Regeling van de Minister van Binnenlandse Zaken en Koninkrijksrelaties van 18 december 2006, nr. 2006-00000410228, CS/CZW/WVOB, tot wijziging van de Regeling berekening gemiddelde belastbare loon ministers in verband met de toepassing van de loonbelasting op het privé-gebruik van de dienstauto

De Minister van Binnenlandse Zaken en Koninkrijksrelaties,

Gelet op artikel 8, tweede lid, van de Wet openbaarmaking uit publieke middelen gefinancierde topinkomens;

Besluit:

Artikel I

Artikel 2, vierde lid, van de Regeling berekening gemiddelde belastbare loon ministers1 komt te luiden:

4. Het aldus verkregen gemiddelde wordt verminderd met het gemiddelde van de loonbelasting, verschuldigd voor het privé-gebruik van de dienstauto en het gemiddelde van de compensatie die ministers ontvangen voor de loonbelasting, verschuldigd voor het privé-gebruik van de dienstauto, en vermeerderd met € 17.600.

Artikel II

Deze regeling treedt in werking met ingang van de tweede dag na de dagtekening van de Staatscourant waarin zij wordt geplaatst.

Deze regeling zal met de toelichting in de Staatscourant worden geplaatst.

De Minister van Binnenlandse Zaken en Koninkrijksrelaties, J.W. Remkes.

Toelichting

De Wet openbaarmaking uit publieke middelen gefinancierde topinkomens (hierna: WOPT) bepaalt dat, in de sectoren waarop die wet van toepassing is, openbaar worden gemaakt: het belastbare loon plus de voorzieningen ten behoeve van beloningen betaalbaar op termijn van eenieder van wie de som van het belastbare loon en de voorzieningen ten behoeve van beloningen betaalbaar op termijn het gemiddelde belastbare loon van ministers te boven is gegaan.

De Regeling berekening gemiddelde belastbare loon ministers (hierna: de regeling) heeft tot doel het gemiddelde belastbaar loon van ministers vergelijkbaar te maken met het belastbare loon van anderen in de sectoren waarop de WOPT van toepassing is. Kort gezegd is deze correctie noodzakelijk om het gemiddelde belastbaar loon van ministers vergelijkbaar te houden met andere belastbare lonen.

In de regeling worden toeslagen die slechts aan ministers worden verleend, op het gemiddelde in mindering gebracht, terwijl daarnaast een bijtelling plaats vindt voor een fictieve reservering ten behoeve van het pensioen van ministers. In artikel 2, vierde lid, van de regeling, zoals dat tot op heden luidde, werd het gemiddelde belastbare loon gecorrigeerd voor de compensatie die ministers ontvangen voor de inkomstenbelasting, verschuldigd voor het privé-gebruik van de dienstauto.

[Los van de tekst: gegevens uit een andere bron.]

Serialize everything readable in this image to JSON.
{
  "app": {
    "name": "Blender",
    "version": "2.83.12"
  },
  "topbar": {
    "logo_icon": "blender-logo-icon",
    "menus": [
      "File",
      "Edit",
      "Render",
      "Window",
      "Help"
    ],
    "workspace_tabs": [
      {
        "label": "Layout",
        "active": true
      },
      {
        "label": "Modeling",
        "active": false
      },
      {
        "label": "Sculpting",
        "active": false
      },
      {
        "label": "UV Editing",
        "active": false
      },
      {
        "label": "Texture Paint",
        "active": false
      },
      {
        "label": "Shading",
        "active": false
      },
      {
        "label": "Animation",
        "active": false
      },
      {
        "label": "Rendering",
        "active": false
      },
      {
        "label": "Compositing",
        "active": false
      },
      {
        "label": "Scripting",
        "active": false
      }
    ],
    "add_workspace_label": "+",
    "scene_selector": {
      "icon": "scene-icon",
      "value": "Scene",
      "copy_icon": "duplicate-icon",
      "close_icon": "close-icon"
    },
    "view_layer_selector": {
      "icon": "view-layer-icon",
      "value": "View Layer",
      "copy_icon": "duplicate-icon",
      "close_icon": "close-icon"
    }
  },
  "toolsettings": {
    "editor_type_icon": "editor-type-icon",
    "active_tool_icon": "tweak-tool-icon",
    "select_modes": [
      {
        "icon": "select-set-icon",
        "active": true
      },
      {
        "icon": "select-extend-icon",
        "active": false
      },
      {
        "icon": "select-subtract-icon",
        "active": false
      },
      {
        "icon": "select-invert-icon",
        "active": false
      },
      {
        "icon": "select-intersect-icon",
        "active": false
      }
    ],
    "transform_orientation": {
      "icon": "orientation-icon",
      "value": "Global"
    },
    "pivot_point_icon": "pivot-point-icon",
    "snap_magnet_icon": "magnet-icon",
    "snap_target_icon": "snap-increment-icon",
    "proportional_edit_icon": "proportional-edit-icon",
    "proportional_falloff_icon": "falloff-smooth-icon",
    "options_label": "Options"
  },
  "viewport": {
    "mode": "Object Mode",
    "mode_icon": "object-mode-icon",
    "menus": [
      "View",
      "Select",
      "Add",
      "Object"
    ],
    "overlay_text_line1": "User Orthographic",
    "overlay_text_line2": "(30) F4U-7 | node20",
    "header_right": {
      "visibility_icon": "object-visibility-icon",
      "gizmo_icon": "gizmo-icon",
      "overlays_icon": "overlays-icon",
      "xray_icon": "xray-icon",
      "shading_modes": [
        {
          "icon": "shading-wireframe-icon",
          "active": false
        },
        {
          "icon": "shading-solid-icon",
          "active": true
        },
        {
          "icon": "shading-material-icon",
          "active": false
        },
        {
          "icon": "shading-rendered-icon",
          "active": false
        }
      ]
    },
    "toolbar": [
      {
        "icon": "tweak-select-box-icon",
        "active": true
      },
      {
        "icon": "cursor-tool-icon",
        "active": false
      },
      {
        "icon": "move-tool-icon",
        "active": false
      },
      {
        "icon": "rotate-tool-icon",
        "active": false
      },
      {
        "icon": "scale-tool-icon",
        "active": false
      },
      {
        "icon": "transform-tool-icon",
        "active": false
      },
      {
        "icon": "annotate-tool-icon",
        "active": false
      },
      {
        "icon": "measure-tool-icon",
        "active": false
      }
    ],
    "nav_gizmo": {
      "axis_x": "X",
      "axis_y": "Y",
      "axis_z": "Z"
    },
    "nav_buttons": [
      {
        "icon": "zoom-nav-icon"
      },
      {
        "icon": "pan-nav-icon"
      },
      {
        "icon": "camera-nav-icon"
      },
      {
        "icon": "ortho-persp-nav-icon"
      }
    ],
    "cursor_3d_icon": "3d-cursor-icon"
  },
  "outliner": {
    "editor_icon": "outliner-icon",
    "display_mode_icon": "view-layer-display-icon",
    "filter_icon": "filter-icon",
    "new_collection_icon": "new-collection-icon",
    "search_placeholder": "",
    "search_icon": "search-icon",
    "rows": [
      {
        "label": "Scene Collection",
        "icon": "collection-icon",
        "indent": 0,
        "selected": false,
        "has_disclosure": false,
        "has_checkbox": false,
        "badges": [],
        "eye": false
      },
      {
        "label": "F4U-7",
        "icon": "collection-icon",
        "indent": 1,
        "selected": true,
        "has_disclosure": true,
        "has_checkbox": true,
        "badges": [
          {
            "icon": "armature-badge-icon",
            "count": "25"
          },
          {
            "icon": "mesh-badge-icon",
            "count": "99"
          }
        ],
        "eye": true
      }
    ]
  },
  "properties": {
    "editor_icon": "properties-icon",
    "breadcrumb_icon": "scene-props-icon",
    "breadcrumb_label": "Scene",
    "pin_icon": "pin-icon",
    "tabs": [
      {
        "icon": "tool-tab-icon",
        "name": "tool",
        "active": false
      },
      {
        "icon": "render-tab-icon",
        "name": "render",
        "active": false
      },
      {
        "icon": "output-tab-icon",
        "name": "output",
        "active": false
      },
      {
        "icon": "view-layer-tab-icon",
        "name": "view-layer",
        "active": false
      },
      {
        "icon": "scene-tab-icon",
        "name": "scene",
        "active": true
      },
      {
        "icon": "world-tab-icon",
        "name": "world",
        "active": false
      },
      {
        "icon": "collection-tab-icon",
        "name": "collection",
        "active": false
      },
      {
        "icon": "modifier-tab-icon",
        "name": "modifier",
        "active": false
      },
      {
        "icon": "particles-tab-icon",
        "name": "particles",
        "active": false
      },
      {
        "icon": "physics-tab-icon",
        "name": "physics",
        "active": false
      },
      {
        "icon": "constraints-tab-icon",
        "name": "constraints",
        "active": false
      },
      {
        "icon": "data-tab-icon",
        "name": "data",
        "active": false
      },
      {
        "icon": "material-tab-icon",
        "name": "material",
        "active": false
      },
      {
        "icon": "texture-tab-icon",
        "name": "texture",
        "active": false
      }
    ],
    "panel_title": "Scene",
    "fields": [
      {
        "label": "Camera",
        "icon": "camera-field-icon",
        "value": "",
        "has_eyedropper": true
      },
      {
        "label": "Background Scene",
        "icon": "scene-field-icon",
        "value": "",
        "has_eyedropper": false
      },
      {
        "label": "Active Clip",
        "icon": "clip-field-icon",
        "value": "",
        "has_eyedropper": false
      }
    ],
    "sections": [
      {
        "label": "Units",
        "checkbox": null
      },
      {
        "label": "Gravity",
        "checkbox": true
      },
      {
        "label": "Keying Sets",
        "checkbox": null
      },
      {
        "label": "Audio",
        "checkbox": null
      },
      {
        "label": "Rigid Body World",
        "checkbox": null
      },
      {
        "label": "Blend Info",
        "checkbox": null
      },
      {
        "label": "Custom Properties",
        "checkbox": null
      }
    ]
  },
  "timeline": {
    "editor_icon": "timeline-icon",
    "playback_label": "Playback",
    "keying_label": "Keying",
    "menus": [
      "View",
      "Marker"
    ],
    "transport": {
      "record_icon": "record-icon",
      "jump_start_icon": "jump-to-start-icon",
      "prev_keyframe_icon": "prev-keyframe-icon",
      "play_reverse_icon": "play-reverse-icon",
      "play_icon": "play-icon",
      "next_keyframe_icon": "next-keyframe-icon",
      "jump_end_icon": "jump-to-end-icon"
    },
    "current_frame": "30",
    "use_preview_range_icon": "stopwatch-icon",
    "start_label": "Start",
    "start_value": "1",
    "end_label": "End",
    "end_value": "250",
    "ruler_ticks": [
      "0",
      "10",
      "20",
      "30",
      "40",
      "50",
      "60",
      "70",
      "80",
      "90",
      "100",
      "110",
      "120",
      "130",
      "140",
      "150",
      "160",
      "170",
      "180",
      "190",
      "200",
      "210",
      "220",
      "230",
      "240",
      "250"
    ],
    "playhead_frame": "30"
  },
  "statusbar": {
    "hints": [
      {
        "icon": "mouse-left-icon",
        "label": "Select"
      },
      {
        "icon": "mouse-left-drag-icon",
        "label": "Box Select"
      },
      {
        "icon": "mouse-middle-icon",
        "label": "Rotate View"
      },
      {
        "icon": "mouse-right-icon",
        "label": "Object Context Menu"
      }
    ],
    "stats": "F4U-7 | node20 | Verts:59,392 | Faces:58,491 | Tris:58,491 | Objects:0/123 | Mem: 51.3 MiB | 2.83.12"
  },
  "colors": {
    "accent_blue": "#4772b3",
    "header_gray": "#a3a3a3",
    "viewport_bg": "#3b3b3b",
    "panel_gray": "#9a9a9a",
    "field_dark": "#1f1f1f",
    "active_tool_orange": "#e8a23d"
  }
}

Per 1 januari 2006 is op grond van artikel 13bis, eerste lid, van de Wet op de loonbelasting 1964 het privé-gebruik van de dienstauto belast. Op grond van die wet wordt bij het belastbaar loon 22% van de waarde van de auto opgeteld. Voorafgaand aan 1 januari 2006 was het privé-gebruik van de dienstauto belast onder de inkomstenbelasting. Voor de uitvoering van de WOPT betekent dit dat de belastbare lonen in de zin van de WOPT vanaf 1 januari 2006 een post voor privé-gebruik van de dienstauto’s kunnen bevatten.

Een en ander vormt aanleiding artikel 2, vierde lid, van de regeling als volgt aan te passen.

In 2006 is de in artikel 2, vierde lid, van de regeling bedoelde compensatie niet langer een compensatie voor verschuldigde inkomstenbelasting, maar voor verschuldigde loonbelasting. Daarnaast is de waarde van de dienstauto van ministers niet representatief voor de gemiddelde dienstauto, aangezien wegens de inmiddels getroffen veiligheidsmaatregelen de waarde van de dienstauto’s van ministers fors is toegenomen. Om deze reden wordt het gemiddelde belastbare loon van ministers verminderd met de feitelijk verschuldigde loonbelasting voor het gebruik van de dienstauto. In plaats daarvan wordt een forfaitair bedrag bij het gemiddelde belastbare loon opgeteld.

Voor dit forfaitair bedrag is aansluiting gezocht bij de ten hoogste toegestane waarde van een dienstauto voor ministers (exclusief de waarde van de beveiligingsmaatregelen). De terzake geldende richtlijnen zijn te vinden in de normering Rijkspersonenauto’s 2006, zoals vastgesteld door de secretaris-generaal van het Ministerie van Verkeer en Waterstaat (www.rijksnormering.nl). Voor dienstauto’s van ministers (categorie E) geldt als norm een kilometerprijs van € 0,52 bij 60.000 km in twee jaar. Dit komt neer op een maximaal toegestane waarde van circa € 80.000. De in artikel 2, vierde lid, van de regeling opgenomen forfaitaire bijtelling bedraagt daarom 22% van € 80.000 is € 17.600.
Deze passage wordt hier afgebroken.